The Milopotamos cave system in the island’s interior, the cave complex whose character as the enclosed underground water world that the island landscape produces through the dissolution of the limestone, is the site that the visitor who wants the experience of the ancient chthonic dimension of the Aphrodite tradition, the dimension that the sea foam emergence myth connects to the violence of Ouranos’s wounding and the blood and the sea combining, encounters most directly.

For the visitor who wants to develop the full arc of the Aphrodite tradition from Kythera across the Aegean, the progression from Kythera to Corinth and from Corinth to the Athenian Agora where the ancient Aphrodite sanctuary occupied the position in the civic landscape that gave the force of the erotic its relationship to the philosophical and commercial life of the city, is the progression that gives the goddess’s tradition its complete geographical expression in the Greek world.
At Olympus Estate, Mythic Essays moves through the deeper currents of the Greek tradition.

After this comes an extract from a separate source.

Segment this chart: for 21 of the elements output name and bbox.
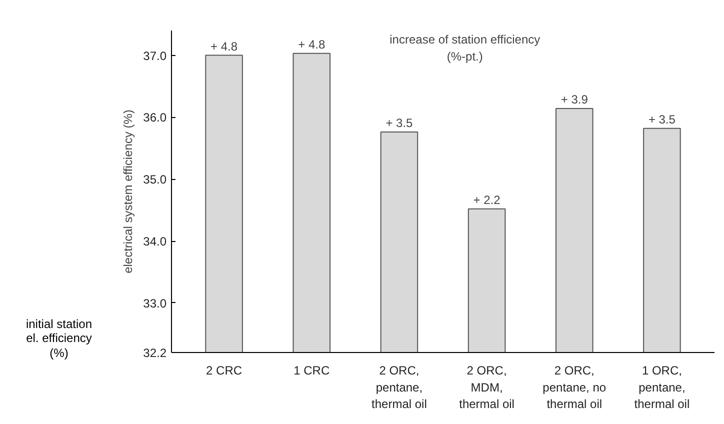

Hesiod placed Eros before the gods as the force without which the cosmos could not organize itself from the void. Aphrodite emerged from the sea foam of the castrated sky god before Zeus was born. The Platonic Symposium’s Diotima told Socrates that the erotic was the force that drew the soul from the beautiful body toward the beautiful itself toward the good toward the immortal. Sappho’s body felt the physical manifestation of the cosmological force when she saw the person she desired speaking with another person. Kythera is the island where the goddess emerged from the two seas meeting. The ancient pilgrims went there. The contemporary tourist industry has not yet fully organized itself around it. Go before it does.